Affaire Fillon : le candidat LR déplore "un acte de communication" du parquet financier

AFP

Le parquet national financier (PNF) a décidé ce jeudi de ne pas classer l’enquête sans suite mais de poursuivre ses investigations sur l’affaire Fillon. De son côté, le candidat LR estime qu’il s’agit d’un “acte de communication qui nourrit le feuilleton médiatique”.

La contre-attaque du clan Fillon

“Il n’y a rien de nouveau, ni poursuite ni mise en examen”. Après la déclaration du parquet national financier (PNF) selon laquelle un classement sans suite n’est pas envisagé “en l’état” dans l’enquête sur les soupçons d’emplois fictifs de son épouse, François Fillon a estimé jeudi qu’il n’y “a rien de nouveau”. Le candidat dénonce au Figaro un “acte de communication qui nourrit le feuilleton médiatique”, et dit s’en remettre “au seul jugement du suffrage universel”.

Un peu plus tôt jeudi, les avocats du couple Fillon avaient à nouveau attaqué le Parquet national financier (PNF).

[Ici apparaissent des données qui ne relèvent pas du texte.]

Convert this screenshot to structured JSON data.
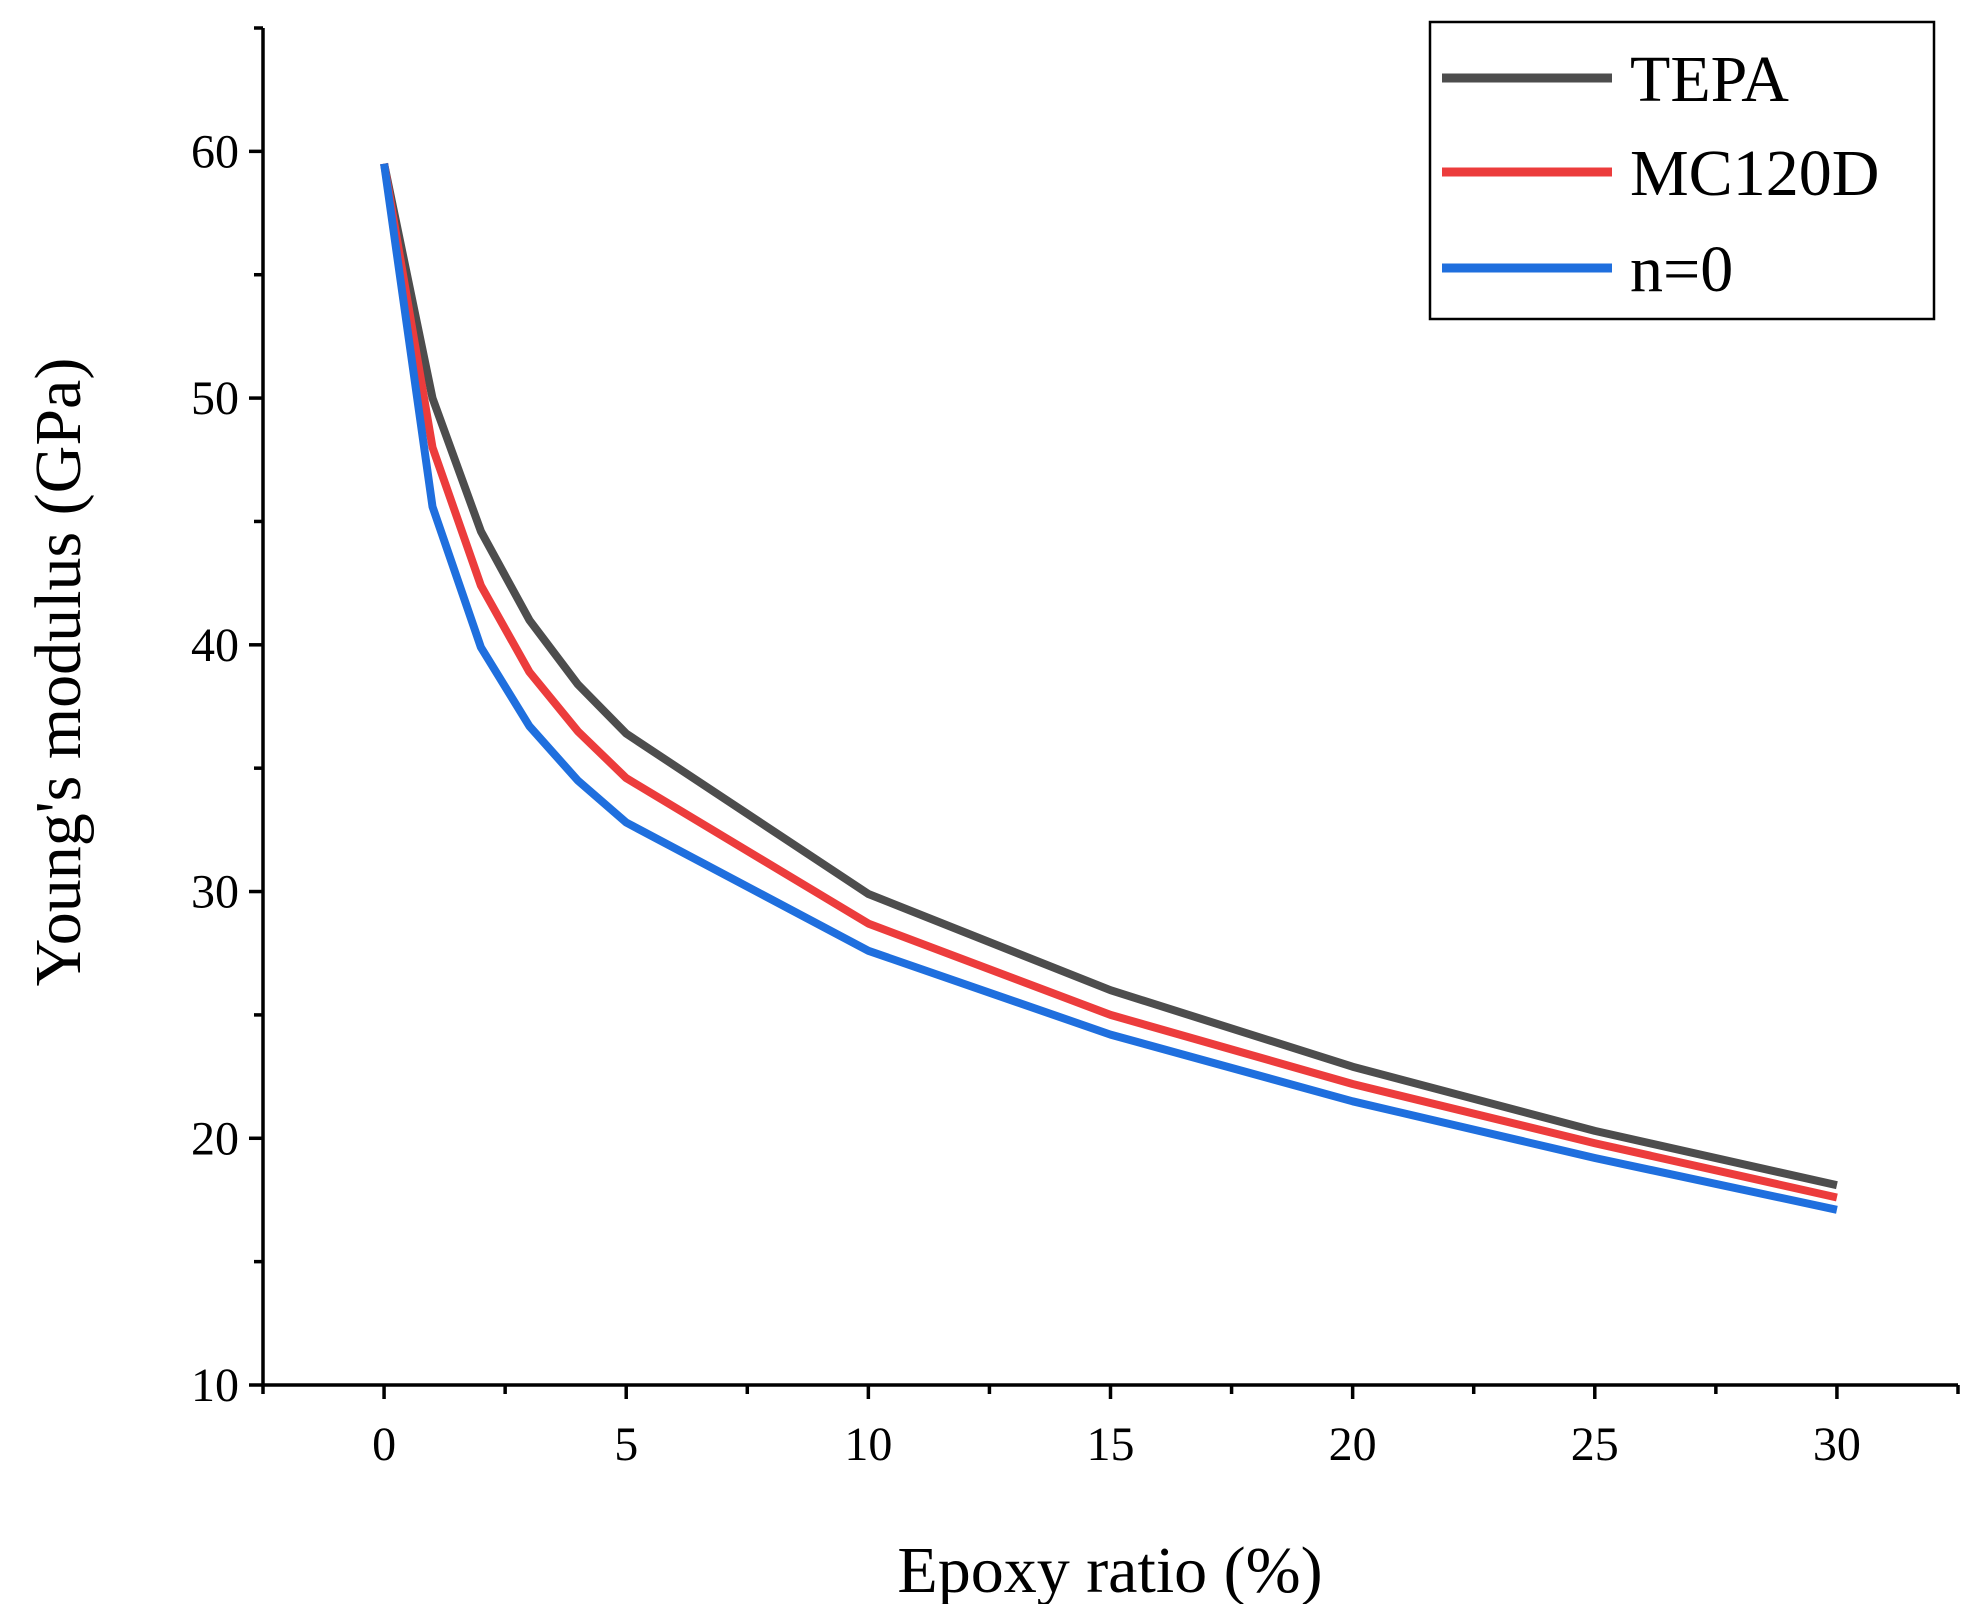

Dans un communiqué, Me Antonin Levy et Me Pierre Cornut-Gentille accusent : “Nous maintenons que l’enquête se déroule en violation des règles de compétence du parquet national financier et, plus grave encore, du principe de la séparation des pouvoirs”. Et les défenseurs de François Fillon de souligner que le parquet n’a “pas d’éléments suffisants pour requérir des poursuites”.

Un communiqué virulent rédigé peu après l’annonce faite par le PNF indiquant qu’il n’y aura pas de classement sans suite de l’affaire “en l’état”.

Qu’implique le communiqué du PNF ?

Concrètement, cela signifie que les investigations vont continuer, que la justice va encore creuser pour décider de mettre en examen ou non le candidat de la droite et du centre. Après les premières révélations du Canard Enchaîné, le candidat avait indiqué qu’il renoncerait uniquement s’il était mis en examen, un engagement réitéré depuis.

“Les investigations vont se poursuivre dans le strict respect des règles qui gouvernent le code de procédure pénale”

Le parquet rappelle dans son communiqué que l’enquête porte sur des faits “susceptibles d’être qualifiés de détournements de fonds publics, abus de biens sociaux et recels de ces délits, mettant en cause, notamment, M. et Mme Fillon”.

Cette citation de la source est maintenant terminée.